Saturday, July 23, 2016


Excerpts from an outstanding article from the Washington Post which is beginning to rival, IMHO, the NYT in quality.
"Some recent shootings of black men indeed seemed avoidable, according to some members of a panel of experts assembled by The Washington Post to analyze the shootings captured on video. One common mistake, the panel said: Police failed to employ standard tactics intended to de-escalate the encounters and take suspects safely into custody.
However, the experts also identified instances in which the officers were potentially seconds away from injury, although they may have appeared safe to the untrained eye. Understanding these nuances, the experts said, could help guide society to appropriate reforms and improve relations between police and the communities they serve."

[Here's the experts' analysis of 5 controversial shootings.

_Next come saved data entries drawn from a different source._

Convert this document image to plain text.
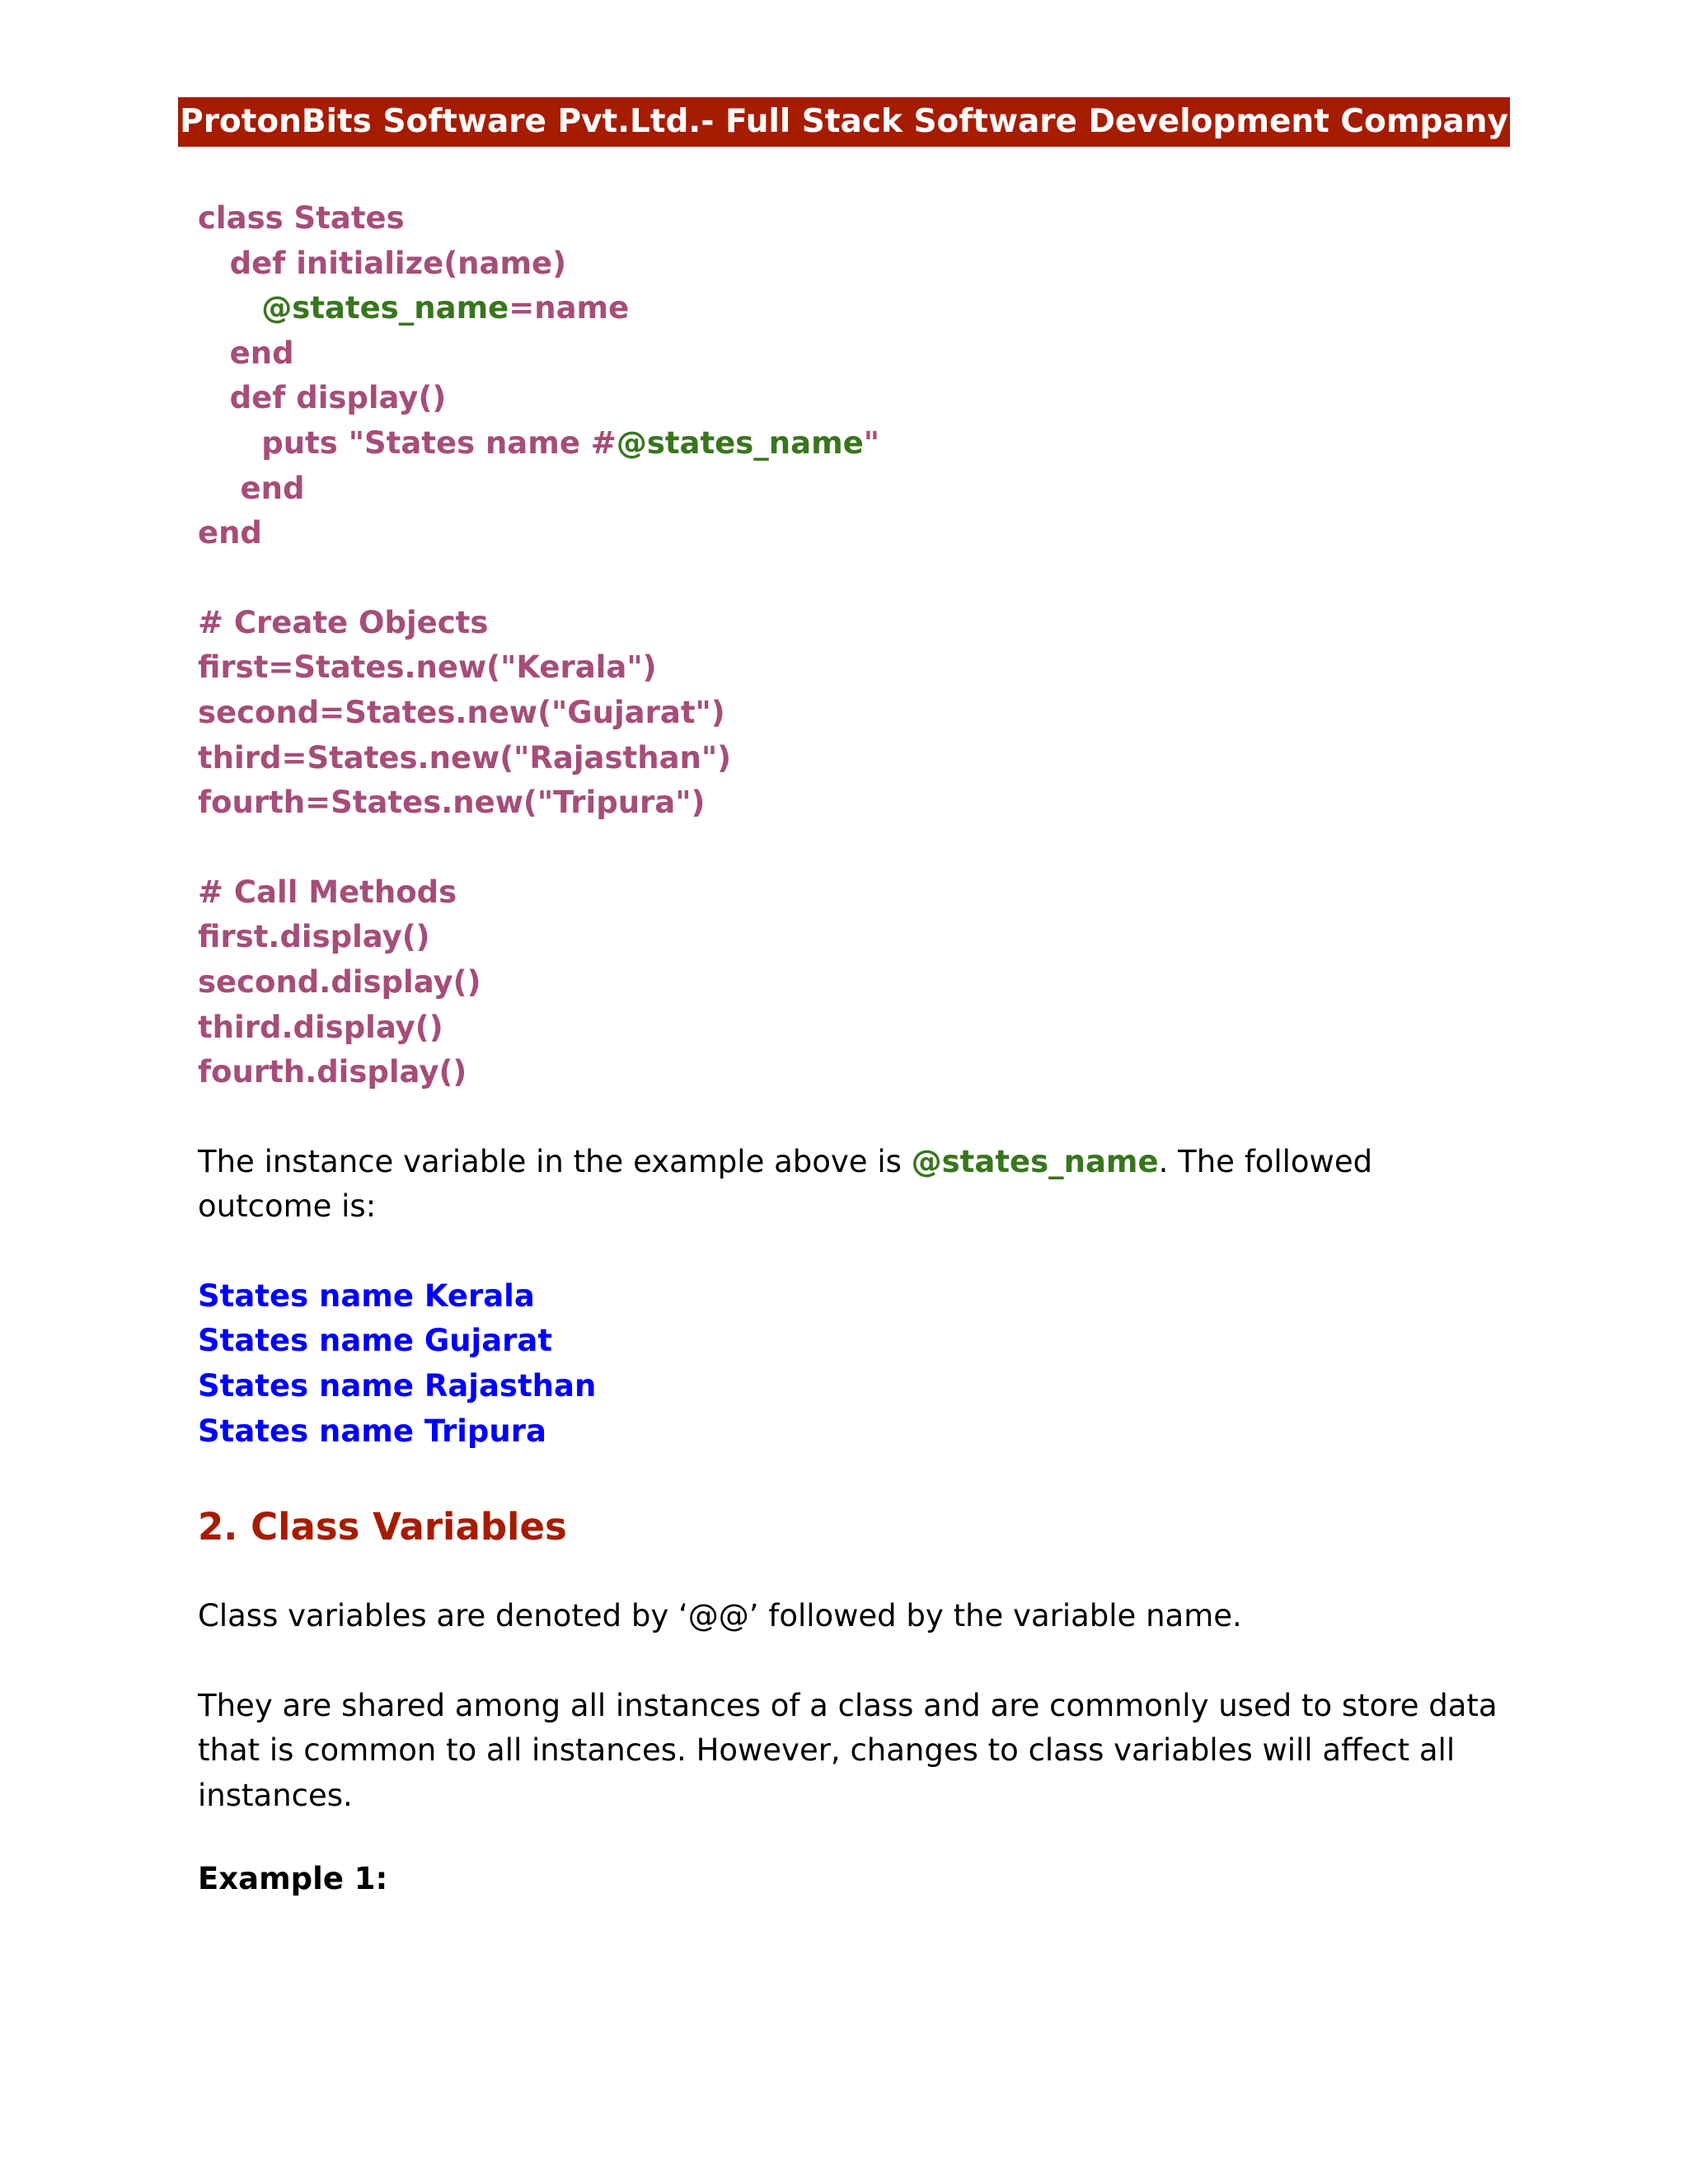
ProtonBits Software Pvt.Ltd.- Full Stack Software Development Company
class States
def initialize(name)
@states_name=name
end
def display()
puts "States name #@states_name"
end
end
# Create Objects
first=States.new("Kerala")
second=States.new("Gujarat")
third=States.new("Rajasthan")
fourth=States.new("Tripura")
# Call Methods
first.display()
second.display()
third.display()
fourth.display()
The instance variable in the example above is @states_name. The followed outcome is:
States name Kerala
States name Gujarat
States name Rajasthan
States name Tripura
2. Class Variables
Class variables are denoted by ‘@@’ followed by the variable name.
They are shared among all instances of a class and are commonly used to store data that is common to all instances. However, changes to class variables will affect all instances.
Example 1:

Police trainers and educators might want to use this as a resource.]

“Sometimes everything you need to know is in the video, like the incident in South Carolina last year, where the officer shot [Walter Scott] in the back,” said David Klinger, a criminologist with the University of Missouri at St. Louis.
“That was heinous. But a lot of times, there is a backstory we don’t know about. And the public doesn’t have the training that an officer has. There are cues and aspects to the encounter [the public] may have missed, even if there is a video. . .
Since January 2015, The Washington Post has been tracking fatal police shootings. So far this year, police across the nation have shot and killed 534 people — a rate that is on track to match the 990 people fatally shot by police last year, according to The Post’s analysis. Video-recording of such incidents is on the rise. So far this year, 116 of the shootings have been captured on video, compared with 85 at this point last year. . .
While activists are calling for better and more extensive training, the experts said quick changes on the ground are unlikely. For nearly a century — since the Wickersham Commission of 1929 — allegations of abusive police tactics have been quelled by forming task forces or blue-ribbon committees to study the issue.
Those panels have produced dozens of reports, spent hundreds of millions of taxpayer dollars and produced near-identical recommendations. Six show up repeatedly in the most high-profile reports, including “Who Is Guarding the Guardians?” which was issued in 1981 by the U.S. Commission on Civil Rights, and last year’s report from the President’s Task Force on 21st Century Policing.
The six recurring recommendations are:
● Adopt a community policing program. Officers should spend less time in patrol cars and more time on horse or foot patrols to increase interactions and improve communications with the communities they serve.
● Train and retrain all officers in de-escalation skills, such as taking cover and negotiating rather than rushing in with force.
● Use mock scenario or role-play exercises to teach officers when they must shoot and when to withhold fire and use less-than-lethal tactics.
● Increase diversity so that police departments more closely mirror the communities they serve.
● Communicate more effectively with the news media and the public.
● Improve the psychological screening of recruits.
“We know what needs to happen next,” said Alpert, a policing expert who has written or co-authored half a dozen of these reports. “But we keep studying the question instead of doing something about the answers we’ve arrived at.”
The lack of follow-through stems in part from the fragmented nature of American policing, Alpert and others said. The nation has 18,000 police departments. Effective reform would require state and local politicians and the many police chiefs to choose a reform plan and stick with it; that would include providing a continuous stream of funding.
But change takes time, and half of U.S. mayors are in office for two years or less. Police chiefs serve for an average of three years. When new leadership moves in, the plans of the old guard are often tossed out."